The GIS professionals who typically rely on these data “factories” for assistance with data layer creation now find themselves standing in line. For busy GIS and mapping professionals, the solution to transforming imagery into reliable geospatial content more efficiently but without compromising accuracy lies in a process-driven workflow. This article discusses the process-driven workflow concept and the tools available to implement it effectively.

The Key to Increased Productivity

Subpixel positioning capabilities enable more accurate measurement of features.
Transforming imagery into usable data typically requires several processing steps. These steps are referred to as a workflow. It should be noted that following every step in this workflow is not necessarily required. Some scenarios might require certain steps but not others. However, typical scenarios will require every step in the workflow.

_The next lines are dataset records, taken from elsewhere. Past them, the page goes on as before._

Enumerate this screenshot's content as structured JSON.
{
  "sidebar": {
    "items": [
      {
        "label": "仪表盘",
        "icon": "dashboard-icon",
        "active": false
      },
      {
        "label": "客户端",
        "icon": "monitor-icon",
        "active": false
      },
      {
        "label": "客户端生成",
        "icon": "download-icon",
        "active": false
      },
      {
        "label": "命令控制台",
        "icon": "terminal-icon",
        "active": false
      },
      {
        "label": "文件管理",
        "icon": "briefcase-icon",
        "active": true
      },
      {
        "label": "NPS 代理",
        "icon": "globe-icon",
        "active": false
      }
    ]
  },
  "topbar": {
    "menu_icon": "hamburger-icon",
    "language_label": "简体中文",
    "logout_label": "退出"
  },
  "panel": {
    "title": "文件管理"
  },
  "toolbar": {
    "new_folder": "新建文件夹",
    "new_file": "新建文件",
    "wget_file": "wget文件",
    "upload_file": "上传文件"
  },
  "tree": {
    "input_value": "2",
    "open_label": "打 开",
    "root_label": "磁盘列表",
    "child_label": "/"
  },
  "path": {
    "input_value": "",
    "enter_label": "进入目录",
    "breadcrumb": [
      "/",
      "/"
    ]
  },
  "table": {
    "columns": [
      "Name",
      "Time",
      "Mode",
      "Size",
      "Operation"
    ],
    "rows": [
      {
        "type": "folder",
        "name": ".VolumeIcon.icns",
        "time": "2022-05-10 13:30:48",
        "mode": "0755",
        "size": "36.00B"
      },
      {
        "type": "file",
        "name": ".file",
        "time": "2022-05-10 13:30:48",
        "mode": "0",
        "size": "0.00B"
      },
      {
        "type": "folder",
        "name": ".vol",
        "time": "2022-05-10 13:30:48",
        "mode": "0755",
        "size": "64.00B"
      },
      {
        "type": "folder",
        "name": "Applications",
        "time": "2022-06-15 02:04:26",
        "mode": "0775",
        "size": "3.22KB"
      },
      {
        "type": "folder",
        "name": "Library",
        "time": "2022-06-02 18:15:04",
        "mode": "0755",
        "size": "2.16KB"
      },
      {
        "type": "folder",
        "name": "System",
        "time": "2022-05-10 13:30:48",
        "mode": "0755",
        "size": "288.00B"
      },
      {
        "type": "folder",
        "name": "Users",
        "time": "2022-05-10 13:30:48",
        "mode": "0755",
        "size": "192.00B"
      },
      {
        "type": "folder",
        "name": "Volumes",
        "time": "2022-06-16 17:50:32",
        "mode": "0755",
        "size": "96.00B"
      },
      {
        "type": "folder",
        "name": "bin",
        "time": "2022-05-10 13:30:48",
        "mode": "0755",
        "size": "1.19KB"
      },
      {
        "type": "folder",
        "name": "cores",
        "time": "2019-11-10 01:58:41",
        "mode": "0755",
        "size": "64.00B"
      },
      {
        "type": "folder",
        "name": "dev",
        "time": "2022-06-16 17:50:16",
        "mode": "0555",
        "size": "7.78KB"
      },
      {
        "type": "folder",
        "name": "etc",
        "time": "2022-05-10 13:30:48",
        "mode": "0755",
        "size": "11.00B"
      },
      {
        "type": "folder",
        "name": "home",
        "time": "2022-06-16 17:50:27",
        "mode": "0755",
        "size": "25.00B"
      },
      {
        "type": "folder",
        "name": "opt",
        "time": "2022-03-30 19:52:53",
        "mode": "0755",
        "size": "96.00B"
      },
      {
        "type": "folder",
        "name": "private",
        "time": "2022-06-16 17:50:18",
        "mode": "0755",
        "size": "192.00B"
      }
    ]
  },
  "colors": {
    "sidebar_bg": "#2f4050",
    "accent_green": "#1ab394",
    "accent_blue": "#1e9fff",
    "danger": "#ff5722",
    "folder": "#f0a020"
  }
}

The first step in the process-driven workflow is to create a new project. This involves defining project properties such as the type of imagery that will be processed and the coordinate system used. This step also involves adding all of the raw data that will be processed to the project. When a project is created, the workflow begins.

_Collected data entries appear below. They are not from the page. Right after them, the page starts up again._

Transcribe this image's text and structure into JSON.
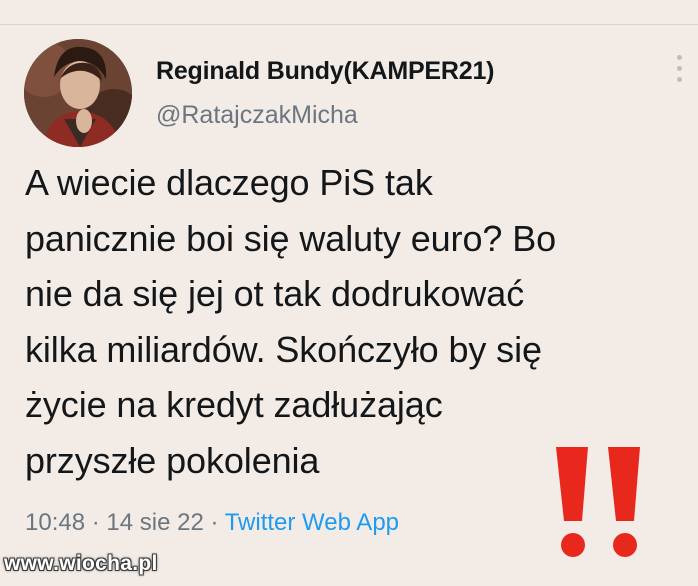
{
  "tweet": {
    "author_name": "Reginald Bundy(KAMPER21)",
    "author_handle": "@RatajczakMicha",
    "text": "A wiecie dlaczego PiS tak\npanicznie boi się waluty euro? Bo\nnie da się jej ot tak dodrukować\nkilka miliardów. Skończyło by się\nżycie na kredyt zadłużając\nprzyszłe pokolenia",
    "time": "10:48",
    "separator": " · ",
    "date": "14 sie 22",
    "source": "Twitter Web App"
  },
  "icons": {
    "more": "more-options-icon",
    "exclamation": "double-exclamation-icon"
  },
  "watermark": {
    "text": "www.wiocha.pl"
  },
  "colors": {
    "background": "#f3ece6",
    "text": "#14171a",
    "muted": "#6b7680",
    "link": "#1d9bf0",
    "exclamation": "#e8281d"
  }
}
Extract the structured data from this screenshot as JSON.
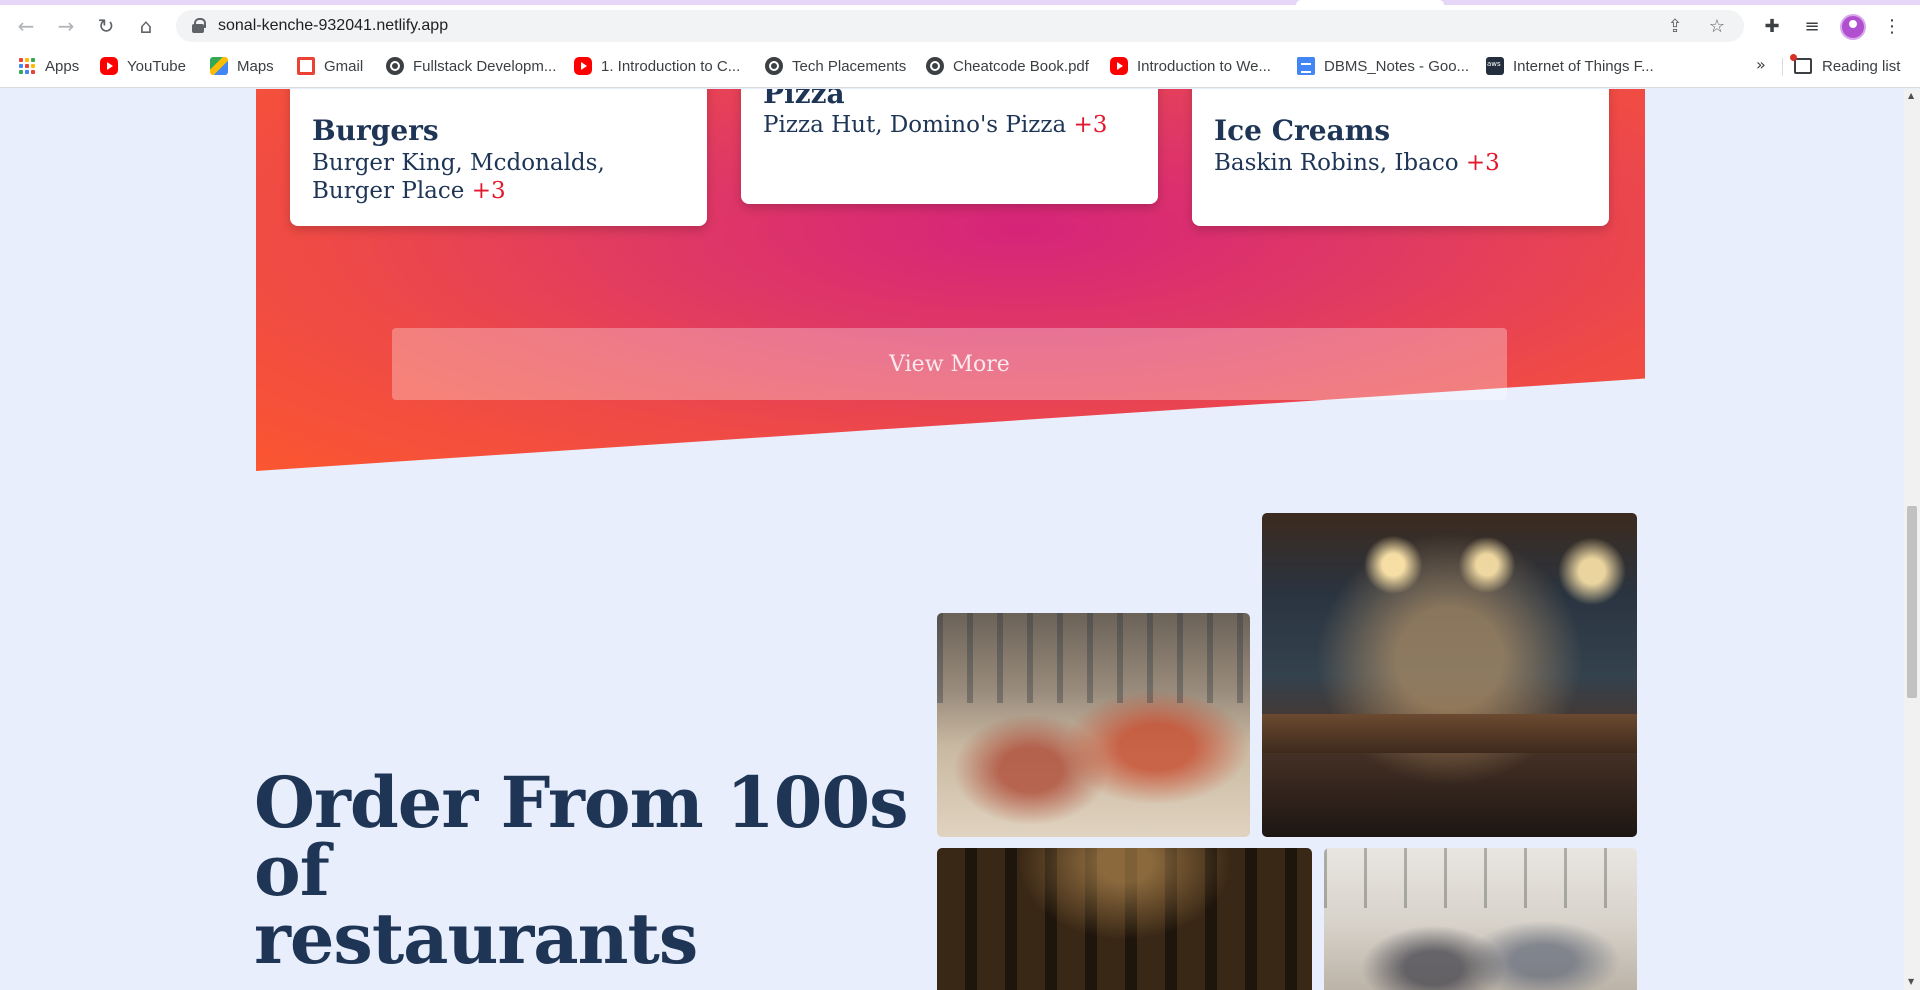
{
  "browser": {
    "url": "sonal-kenche-932041.netlify.app",
    "bookmarks": [
      {
        "label": "Apps",
        "icon": "apps-grid-icon"
      },
      {
        "label": "YouTube",
        "icon": "youtube-icon"
      },
      {
        "label": "Maps",
        "icon": "maps-icon"
      },
      {
        "label": "Gmail",
        "icon": "gmail-icon"
      },
      {
        "label": "Fullstack Developm...",
        "icon": "globe-icon"
      },
      {
        "label": "1. Introduction to C...",
        "icon": "youtube-icon"
      },
      {
        "label": "Tech Placements",
        "icon": "globe-icon"
      },
      {
        "label": "Cheatcode Book.pdf",
        "icon": "globe-icon"
      },
      {
        "label": "Introduction to We...",
        "icon": "youtube-icon"
      },
      {
        "label": "DBMS_Notes - Goo...",
        "icon": "docs-icon"
      },
      {
        "label": "Internet of Things F...",
        "icon": "aws-icon"
      }
    ],
    "bookmarks_overflow": "»",
    "reading_list": "Reading list"
  },
  "cards": [
    {
      "title": "Burgers",
      "brands": "Burger King, Mcdonalds, Burger Place",
      "more": "+3"
    },
    {
      "title": "Pizza",
      "brands": "Pizza Hut, Domino's Pizza",
      "more": "+3"
    },
    {
      "title": "Ice Creams",
      "brands": "Baskin Robins, Ibaco",
      "more": "+3"
    }
  ],
  "view_more": "View More",
  "order_section": {
    "heading_line1": "Order From 100s of",
    "heading_line2": "restaurants"
  },
  "colors": {
    "gradient_pink": "#d6247a",
    "gradient_orange": "#fb5630",
    "heading_navy": "#1e3556",
    "accent_red": "#e3172b",
    "page_bg": "#e8eefc"
  }
}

A sensor model describes the properties and characteristics associated with the camera or sensor used to capture an image. Internal sensor model information describes the internal geometry, including focal length and lens distortion for aerial photographs. External sensor model information describes the position and orientation of each image as it existed when the imagery was collected. Without this information, value-added data layers such as oriented images, 3D feature datasets, Digital Terrain Models (DTMs), and orthorectified images cannot be derived from imagery.

Ground Control Points (GCPs) are used to establish a geometric relationship among the images in a project, the sensor model, and the ground so accurate data can be collected from the imagery. The GCP has three coordinates: x, y, and z, which are measured across multiple images. GCPs can be collected from existing vector files, orthorectified images, DTMs, and maps.

A tie point is a point with unknown ground coordinates but is visually recognizable in the overlap area between images. Tie points are used to position multiple images correctly, relative to one another. Automatic tie point collection uses digital image matching techniques to automatically identify and measure tie points across multiple images.

Block adjustment, which can include aerial triangulation, is essential to determining the information required to create orthophotos, DTMs, digital stereo models (oriented images), and 3D features. A block adjustment can obtain internal and external sensor model information, 3D coordinates of tie points, and additional parameters that characterize the sensor model. Most importantly, the results of a block adjustment can provide detailed statistical reports on the accuracy of data.

DTMs form the basis of many GIS applications and are vital for creating orthorectified images. To automatically generate a 3D terrain representation of the Earth and its associated geography, digital image matching techniques are used to automatically identify and measure the image positions of ground points appearing within the overlapping areas of two adjacent images. With this information, the accurate sensor model information from block adjustment is used to transform the image positions of the ground points into 3D coordinate information. After the automated DTM extraction process is completed, a series of evenly distributed, 3D mass points is located within the area and can be used to create a Triangular Irregular Network (TIN) or a raster DEM.